Numba is not made by NVidia. It is [1] made by Anaconda (formerly Continuum Analytics), which was co-founded by Travis Oliphant, the primary author of NumPy.
They aren't drivers, it's just the ability to generate CUDA kernels in Numba. It has nothing to do with Nvidia supporting it, they were not involved AFAIK.
Interesting, thanks :-) either way, we’re all set to accelerate Python code on the GPU! Personally I intend to focus my efforts here rather than learning Julia.
The main use I've found for numba (I'm a theoretical physics/maths undergrad), is avoiding memory allocations in tight loops. There are some cases where I've found it hard to wrangle and arrange my numpy/scipy code such that all the vectorized operations happen in-place without extraneous allocations (in my case the difficulties have been with scipy's sparse arrays, although I can't remember the exact problems).
In particular, if you find you cannot use vectorized functions in numpy or scipy and absolutely MUST index, then typing the array in Cython is a life saver. Indexed operations on numpy arrays without Cython is very slow. (eg https://stackoverflow.com/q/22239199/300539)
Agree. It's a bit surprising to see that numpy indexed operations are even slower than the built-in list in this example. It seems the idiomatic numpy way to perform the iterations is through vectorization, but that often leads to code that is not straightforward to reason about.
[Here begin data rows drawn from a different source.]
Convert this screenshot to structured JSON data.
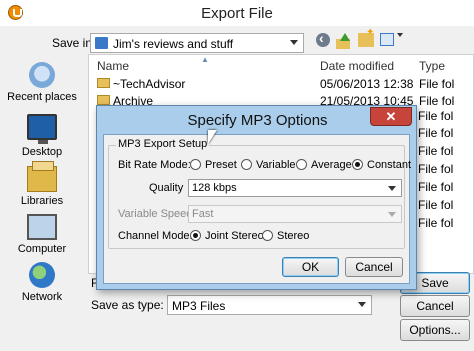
{
  "window": {
    "title": "Export File"
  },
  "save_in": {
    "label": "Save in:",
    "value": "Jim's reviews and stuff"
  },
  "places": [
    {
      "label": "Recent places",
      "icon": "recent-places-icon"
    },
    {
      "label": "Desktop",
      "icon": "desktop-icon"
    },
    {
      "label": "Libraries",
      "icon": "libraries-icon"
    },
    {
      "label": "Computer",
      "icon": "computer-icon"
    },
    {
      "label": "Network",
      "icon": "network-icon"
    }
  ],
  "file_list": {
    "columns": [
      "Name",
      "Date modified",
      "Type"
    ],
    "rows": [
      {
        "name": "~TechAdvisor",
        "date": "05/06/2013 12:38",
        "type": "File fol"
      },
      {
        "name": "Archive",
        "date": "21/05/2013 10:45",
        "type": "File fol"
      }
    ],
    "hidden_types": [
      "File fol",
      "File fol",
      "File fol",
      "File fol",
      "File fol",
      "File fol",
      "File fol"
    ]
  },
  "bottom": {
    "filename_label": "F",
    "save_as_type_label": "Save as type:",
    "save_as_type_value": "MP3 Files",
    "save_button": "Save",
    "cancel_button": "Cancel",
    "options_button": "Options..."
  },
  "mp3_dialog": {
    "title": "Specify MP3 Options",
    "close_glyph": "✕",
    "group_title": "MP3 Export Setup",
    "bit_rate_label": "Bit Rate Mode:",
    "bit_rate_options": [
      "Preset",
      "Variable",
      "Average",
      "Constant"
    ],
    "bit_rate_selected": "Constant",
    "quality_label": "Quality",
    "quality_value": "128 kbps",
    "variable_speed_label": "Variable Speed:",
    "variable_speed_value": "Fast",
    "channel_label": "Channel Mode:",
    "channel_options": [
      "Joint Stereo",
      "Stereo"
    ],
    "channel_selected": "Joint Stereo",
    "ok_button": "OK",
    "cancel_button": "Cancel"
  }
}
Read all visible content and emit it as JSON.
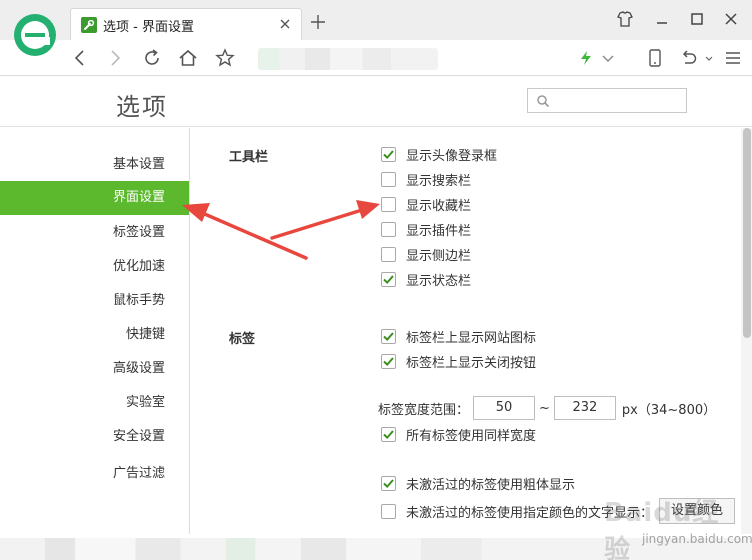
{
  "browser": {
    "tab_title": "选项 - 界面设置",
    "new_tab_symbol": "+"
  },
  "header": {
    "title": "选项",
    "search_placeholder": ""
  },
  "sidebar": {
    "items": [
      {
        "label": "基本设置"
      },
      {
        "label": "界面设置"
      },
      {
        "label": "标签设置"
      },
      {
        "label": "优化加速"
      },
      {
        "label": "鼠标手势"
      },
      {
        "label": "快捷键"
      },
      {
        "label": "高级设置"
      },
      {
        "label": "实验室"
      },
      {
        "label": "安全设置"
      },
      {
        "label": "广告过滤"
      }
    ],
    "active_index": 1
  },
  "toolbar_section": {
    "title": "工具栏",
    "options": [
      {
        "label": "显示头像登录框",
        "checked": true
      },
      {
        "label": "显示搜索栏",
        "checked": false
      },
      {
        "label": "显示收藏栏",
        "checked": false
      },
      {
        "label": "显示插件栏",
        "checked": false
      },
      {
        "label": "显示侧边栏",
        "checked": false
      },
      {
        "label": "显示状态栏",
        "checked": true
      }
    ]
  },
  "tabs_section": {
    "title": "标签",
    "options": [
      {
        "label": "标签栏上显示网站图标",
        "checked": true
      },
      {
        "label": "标签栏上显示关闭按钮",
        "checked": true
      }
    ],
    "width_range": {
      "label": "标签宽度范围：",
      "min_value": "50",
      "separator": "~",
      "max_value": "232",
      "unit_hint": "px（34~800）"
    },
    "more_options": [
      {
        "label": "所有标签使用同样宽度",
        "checked": true
      },
      {
        "label": "未激活过的标签使用粗体显示",
        "checked": true
      },
      {
        "label": "未激活过的标签使用指定颜色的文字显示：",
        "checked": false
      }
    ],
    "color_button_label": "设置颜色"
  },
  "watermark": {
    "brand": "Baidu经验",
    "url": "jingyan.baidu.com"
  },
  "colors": {
    "accent": "#5cb82d",
    "checkmark": "#3b8d1f",
    "arrow": "#e8473d"
  }
}
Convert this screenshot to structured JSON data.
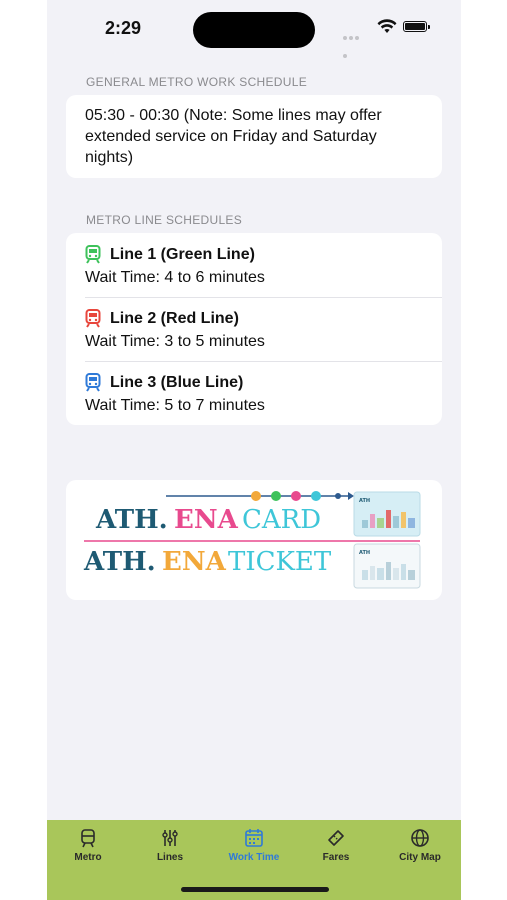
{
  "status": {
    "time": "2:29"
  },
  "general": {
    "header": "GENERAL METRO WORK SCHEDULE",
    "text": "05:30 - 00:30 (Note: Some lines may offer extended service on Friday and Saturday nights)"
  },
  "lines_section": {
    "header": "METRO LINE SCHEDULES",
    "lines": [
      {
        "title": "Line 1 (Green Line)",
        "wait": "Wait Time: 4 to 6 minutes",
        "color": "#3ec25b"
      },
      {
        "title": "Line 2 (Red Line)",
        "wait": "Wait Time: 3 to 5 minutes",
        "color": "#e8463c"
      },
      {
        "title": "Line 3 (Blue Line)",
        "wait": "Wait Time: 5 to 7 minutes",
        "color": "#2f7ad8"
      }
    ]
  },
  "banner": {
    "card_logo": {
      "ath": "ATH.",
      "ena": "ENA",
      "rest": "CARD"
    },
    "ticket_logo": {
      "ath": "ATH.",
      "ena": "ENA",
      "rest": "TICKET"
    },
    "mini_card_label": "ATH",
    "mini_ticket_label": "ATH"
  },
  "tabbar": {
    "tabs": [
      {
        "label": "Metro",
        "icon": "train-icon"
      },
      {
        "label": "Lines",
        "icon": "lines-icon"
      },
      {
        "label": "Work Time",
        "icon": "calendar-icon",
        "active": true
      },
      {
        "label": "Fares",
        "icon": "ticket-icon"
      },
      {
        "label": "City Map",
        "icon": "globe-icon"
      }
    ],
    "background": "#a9c65a",
    "active_color": "#2f7ad8"
  }
}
For this example, I'd prefer the simplicity of the Cython for-loop when it comes to optimization.
That's because with generic python code the values in a numpy array need to be boxed into python objects leading to extra memory allocations (whereas they would already be boxed in the built-in list case).